RICHMOND, Va. (AP) — Virginia students made one-year gains in most subjects but achievement in all areas remains below pre-pandemic levels, the Department of Education said Thursday as it released the year’s standardized test scores.
In mathematics, 66% of students across all grades passed their exams during the 2021-2022 school year, compared with 82% in the 2018-2019 school year before the pandemic, according to a department news release.
Gaps between pre-pandemic math performance and achievement in the most recent year were wider among Black, Hispanic, and economically disadvantaged students, as well as English learners and students with disabilities, than among white and Asian students, the department said.
In reading, 73% percent of students passed the Standards of Learning and other state assessments in the most recent year, compared with 78% pre-pandemic.
Students overall made progress on this year’s tests in each subject matter area except writing, according to the news release. On writing exams, the percentage passing dipped, at 65% this year compared with 69% the year prior.
The department also said that its own analysis of statewide data showed a strong correlation between in-person instruction during the 2020-2021 school year and higher achievement on this school year’s test scores.
For instance, it found that in school districts that offered nearly all in-person instruction in the 2020-2021 school year, 69% passed this year’s mathematics exams.
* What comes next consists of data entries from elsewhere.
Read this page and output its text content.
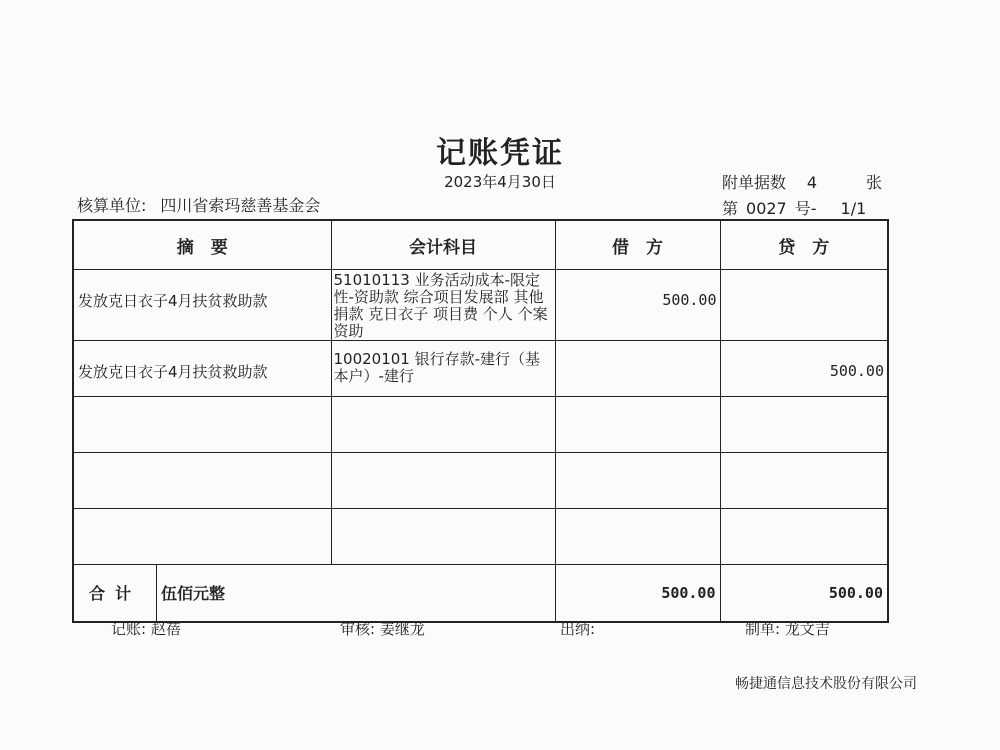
记账凭证
2023年4月30日
核算单位: 四川省索玛慈善基金会
附单据数 4	张
第 0027 号- 1/1
摘　要	会计科目	借　方	贷　方
发放克日衣子4月扶贫救助款	51010113 业务活动成本-限定性-资助款 综合项目发展部 其他捐款 克日衣子 项目费 个人 个案资助	500.00	
发放克日衣子4月扶贫救助款	10020101 银行存款-建行（基本户）-建行		500.00

合计 伍佰元整		500.00	500.00
记账: 赵蓓	审核: 姜继龙	出纳:	制单: 龙文吉
畅捷通信息技术股份有限公司
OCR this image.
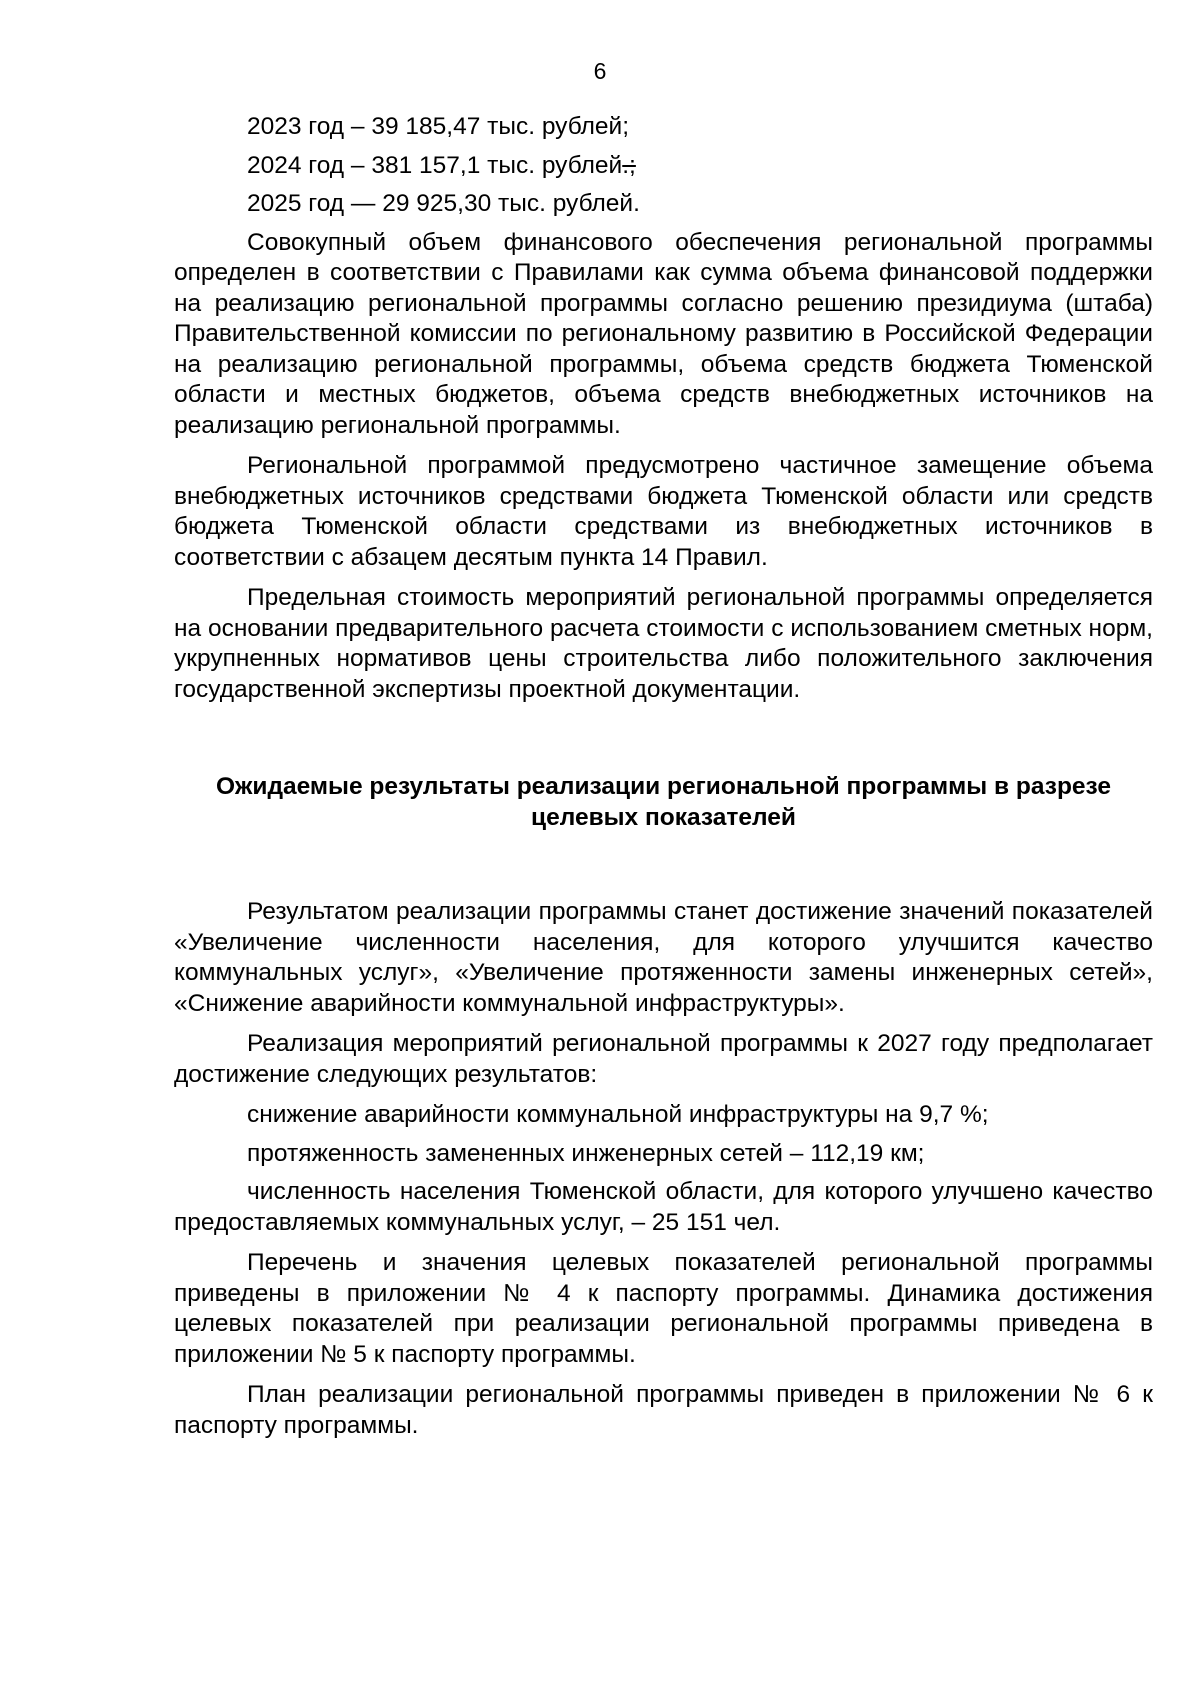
6
2023 год – 39 185,47 тыс. рублей;
2024 год – 381 157,1 тыс. рублей.;
2025 год — 29 925,30 тыс. рублей.

Совокупный объем финансового обеспечения региональной программы определен в соответствии с Правилами как сумма объема финансовой поддержки на реализацию региональной программы согласно решению президиума (штаба) Правительственной комиссии по региональному развитию в Российской Федерации на реализацию региональной программы, объема средств бюджета Тюменской области и местных бюджетов, объема средств внебюджетных источников на реализацию региональной программы.

Региональной программой предусмотрено частичное замещение объема внебюджетных источников средствами бюджета Тюменской области или средств бюджета Тюменской области средствами из внебюджетных источников в соответствии с абзацем десятым пункта 14 Правил.

Предельная стоимость мероприятий региональной программы определяется на основании предварительного расчета стоимости с использованием сметных норм, укрупненных нормативов цены строительства либо положительного заключения государственной экспертизы проектной документации.

Ожидаемые результаты реализации региональной программы в разрезе целевых показателей

Результатом реализации программы станет достижение значений показателей «Увеличение численности населения, для которого улучшится качество коммунальных услуг», «Увеличение протяженности замены инженерных сетей», «Снижение аварийности коммунальной инфраструктуры».

Реализация мероприятий региональной программы к 2027 году предполагает достижение следующих результатов:

снижение аварийности коммунальной инфраструктуры на 9,7 %;
протяженность замененных инженерных сетей – 112,19 км;

численность населения Тюменской области, для которого улучшено качество предоставляемых коммунальных услуг, – 25 151 чел.

Перечень и значения целевых показателей региональной программы приведены в приложении № 4 к паспорту программы. Динамика достижения целевых показателей при реализации региональной программы приведена в приложении № 5 к паспорту программы.

План реализации региональной программы приведен в приложении № 6 к паспорту программы.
For districts that were mostly remote, only 37% passed the same tests.
“The bottom line is that in-person instruction matters,” Superintendent of Public Instruction Jillian Balow said in a statement. “When we compare the 2021-2022 data with achievement in 2020-2021 — when the majority of our students were learning remotely or on hybrid schedules — we can see the difference our teachers made once they were reunited with their students in their classrooms. I want to thank all of our teachers for everything they did last year to begin what will be a multiyear recovery effort.”
Gov. Glenn Youngkin campaigned heavily on education issues and has made education reform a priority since taking office in January. He’s pushed for school innovation through the expansion of lab schools; rolled back numerous policies, memos and other resources from previous Democratic administrations related to diversity, equity and inclusion; and signed into law a bill requiring parental notification about sexually explicit content.
His administration also released a report in May that said Virginia’s public schools had been experiencing a decline in student achievement that predated the pandemic.
Youngkin, a Republican, said in a statement Thursday that his administration was committed to closing “the achievement gaps for economically disadvantaged and younger learners that arose during school shutdowns.”
Based on updated information from the Department of Education, this story has been updated to correct the math performance of students in districts that were mostly remote in 2020-2021.